Wednesday, July 22, 2009

A Fanny Crosby Biography

I recently finished reading Her Heart Can See: The Life and Hymns of Fanny J. Crosby written by Edith L. Blumhofer, a professor of history at Wheaton College in Wheaton, IL. I thoroughly enjoyed the book! Biographies and history are two of my favorite kinds of books to read and this was a combination of the best of them. The book is well-written and well-researched. It is as much a history of American Protestantism in the 19th century as it is a recounting of the life of American's most prolific hymn writer. Her Heart Can See portrays Fanny Crosby in a completely unsentimental manner and effectively places her in the context of her times and the influences on her thinking and her work. Ms. Blumhofer begins by exploring Fanny Crosby's Puritan background but, in the course of the book, the reader becomes familiar with the social, political and religious climate of the times and the changes it underwent over Ms. Crosby's long lifespan of almost 95 years. The reader is particularly introduced to the other major figures of Protestant evangelicalism who effected Fanny Crosby's work.
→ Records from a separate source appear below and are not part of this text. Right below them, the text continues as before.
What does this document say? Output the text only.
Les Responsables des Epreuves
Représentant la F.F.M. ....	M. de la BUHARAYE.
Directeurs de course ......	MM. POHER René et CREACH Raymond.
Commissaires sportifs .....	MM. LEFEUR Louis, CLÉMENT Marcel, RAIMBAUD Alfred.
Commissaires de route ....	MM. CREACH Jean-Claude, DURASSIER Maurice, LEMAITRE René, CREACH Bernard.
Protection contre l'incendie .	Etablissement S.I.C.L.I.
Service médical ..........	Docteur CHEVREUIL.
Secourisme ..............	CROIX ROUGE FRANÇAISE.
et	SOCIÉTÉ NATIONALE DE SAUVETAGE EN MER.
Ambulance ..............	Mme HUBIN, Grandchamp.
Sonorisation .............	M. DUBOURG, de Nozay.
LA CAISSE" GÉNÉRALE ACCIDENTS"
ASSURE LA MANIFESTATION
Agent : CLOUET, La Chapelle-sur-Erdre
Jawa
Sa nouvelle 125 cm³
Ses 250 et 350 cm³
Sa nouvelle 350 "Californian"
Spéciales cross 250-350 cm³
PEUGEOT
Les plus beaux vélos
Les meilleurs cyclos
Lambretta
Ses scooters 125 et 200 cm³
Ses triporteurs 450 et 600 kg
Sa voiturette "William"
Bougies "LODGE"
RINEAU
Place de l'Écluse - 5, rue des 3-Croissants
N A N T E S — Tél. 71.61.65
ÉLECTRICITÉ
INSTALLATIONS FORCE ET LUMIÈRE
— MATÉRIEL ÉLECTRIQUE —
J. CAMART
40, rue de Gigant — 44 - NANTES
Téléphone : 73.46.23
In addition, the author develops an understanding of how her blindness influenced the life that Fanny Crosby led, especially because of the long period of time she spent at the New York Institution for the Blind, first as a student and later as a teacher.

Many of Fanny J. Crosby's hymns were written for use in revival meetings and the new (at the time) Sunday schools. They were intended to convey the gospel in song, a simple statement of the message of salvation in Jesus Christ and the joy experienced through it, to be sung to a "catchy" tune and thus more easily remembered. Some have been dismissive of her simple hymns and many of those hymns have been forgotten but many, maybe even many of the now forgotten ones, have achieved their purpose in bringing the gospel message to those to whom it was needed, even those to whom it was not new. As Edith Blumhofer says of Fanny J. Crosby, "She sang of faith in an age of doubt, and millions grasped for certainty by joining her song." In that sense, Fanny Crosby's hymns are as relevant and needed today as they were in her time.